Level 3 — Matrix-matrix operations¶
Level 3 BLAS: O(n³) matrix-matrix operations. This is the hot path for
scientific computing workloads and the primary target for NKI acceleration.
gemm(alpha, A, B, beta=0.0, C=None, transA=False, transB=False)¶
General matrix-matrix multiply: C = α·op(A)·op(B) + β·C.
Dispatches to NKI GEMM kernel with stationary tile reuse on Trainium;
falls back to torch.matmul on CPU/GPU.
batched_gemm(alpha, A, B, beta=0.0, C=None, transA=False, transB=False)¶
Batched GEMM over the leading dimension — used for DF-MP2 tensor contractions over auxiliary basis indices.
symm(alpha, A, B, beta=0.0, C=None, side="left", uplo="upper")¶
Symmetric matrix-matrix multiply.
syrk(alpha, A, beta=0.0, C=None, uplo="upper", trans=False)¶
Symmetric rank-k update: C = α·A·Aᵀ + β·C (or AᵀA when trans=True).
Dispatches to a dedicated NKI kernel (trnblas.nki.nki_syrk) on
Trainium: loads A once into SBUF for both operand roles, avoiding the
A.T.contiguous() HBM write that gemm(A, A.T) would otherwise issue.

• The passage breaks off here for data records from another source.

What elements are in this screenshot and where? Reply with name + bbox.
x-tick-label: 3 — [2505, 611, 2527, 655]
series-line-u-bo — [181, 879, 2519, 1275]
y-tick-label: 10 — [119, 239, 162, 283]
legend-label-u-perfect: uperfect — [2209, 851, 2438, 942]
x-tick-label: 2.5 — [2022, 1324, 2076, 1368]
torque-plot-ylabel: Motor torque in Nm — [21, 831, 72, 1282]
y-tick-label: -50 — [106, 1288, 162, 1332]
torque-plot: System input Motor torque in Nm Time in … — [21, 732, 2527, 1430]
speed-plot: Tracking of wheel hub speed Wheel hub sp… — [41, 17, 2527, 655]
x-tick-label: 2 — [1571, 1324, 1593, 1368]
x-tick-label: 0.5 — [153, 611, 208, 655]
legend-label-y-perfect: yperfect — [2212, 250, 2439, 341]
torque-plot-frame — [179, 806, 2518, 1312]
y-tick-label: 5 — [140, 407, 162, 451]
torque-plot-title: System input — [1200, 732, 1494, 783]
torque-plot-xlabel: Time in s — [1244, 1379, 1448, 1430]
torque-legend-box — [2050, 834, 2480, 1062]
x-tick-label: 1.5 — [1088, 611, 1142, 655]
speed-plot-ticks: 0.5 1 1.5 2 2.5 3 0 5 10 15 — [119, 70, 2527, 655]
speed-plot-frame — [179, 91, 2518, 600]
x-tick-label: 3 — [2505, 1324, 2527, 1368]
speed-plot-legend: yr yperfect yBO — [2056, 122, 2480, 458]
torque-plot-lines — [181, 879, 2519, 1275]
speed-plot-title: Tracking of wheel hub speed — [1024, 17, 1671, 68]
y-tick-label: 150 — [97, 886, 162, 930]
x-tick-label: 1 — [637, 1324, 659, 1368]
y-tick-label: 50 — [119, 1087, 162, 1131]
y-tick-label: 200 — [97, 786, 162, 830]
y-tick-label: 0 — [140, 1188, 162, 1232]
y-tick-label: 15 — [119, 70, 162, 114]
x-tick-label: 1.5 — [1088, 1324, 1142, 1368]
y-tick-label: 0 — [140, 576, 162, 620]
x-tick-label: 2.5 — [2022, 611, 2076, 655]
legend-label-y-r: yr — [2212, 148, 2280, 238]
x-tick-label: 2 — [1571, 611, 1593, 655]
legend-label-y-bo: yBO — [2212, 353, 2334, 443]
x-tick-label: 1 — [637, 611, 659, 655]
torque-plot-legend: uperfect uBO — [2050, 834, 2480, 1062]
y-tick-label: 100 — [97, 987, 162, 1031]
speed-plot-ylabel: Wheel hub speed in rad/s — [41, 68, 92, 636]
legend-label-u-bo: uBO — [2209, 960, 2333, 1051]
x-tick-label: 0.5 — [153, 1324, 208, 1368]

Return value is the dense symmetric matrix (both triangles populated);
a small post-kernel 0.5·(C + Cᵀ) symmetrisation protects against fp32
reduction-order asymmetry.
trsm(alpha, A, B, side="left", uplo="upper", trans=False, diag="nonunit")¶
Triangular solve: solves op(A)·X = α·B (or X·op(A) = α·B when side="right").
On Trainium + side="left", dispatches to a blocked panel algorithm
(trnblas.nki.nki_trsm): tiny diagonal panels solve via
torch.linalg.solve_triangular; trailing off-diagonal updates run
through nki_gemm. Covers all combinations of uplo ∈ {"upper", "lower"},
trans ∈ {True, False}, diag ∈ {"unit", "nonunit"}. side="right"
falls back to direct torch.linalg.solve_triangular.
trmm(alpha, A, B, side="left", uplo="upper", trans=False, unit=False)¶
Triangular matrix-matrix multiply: B = α·op(A)·B.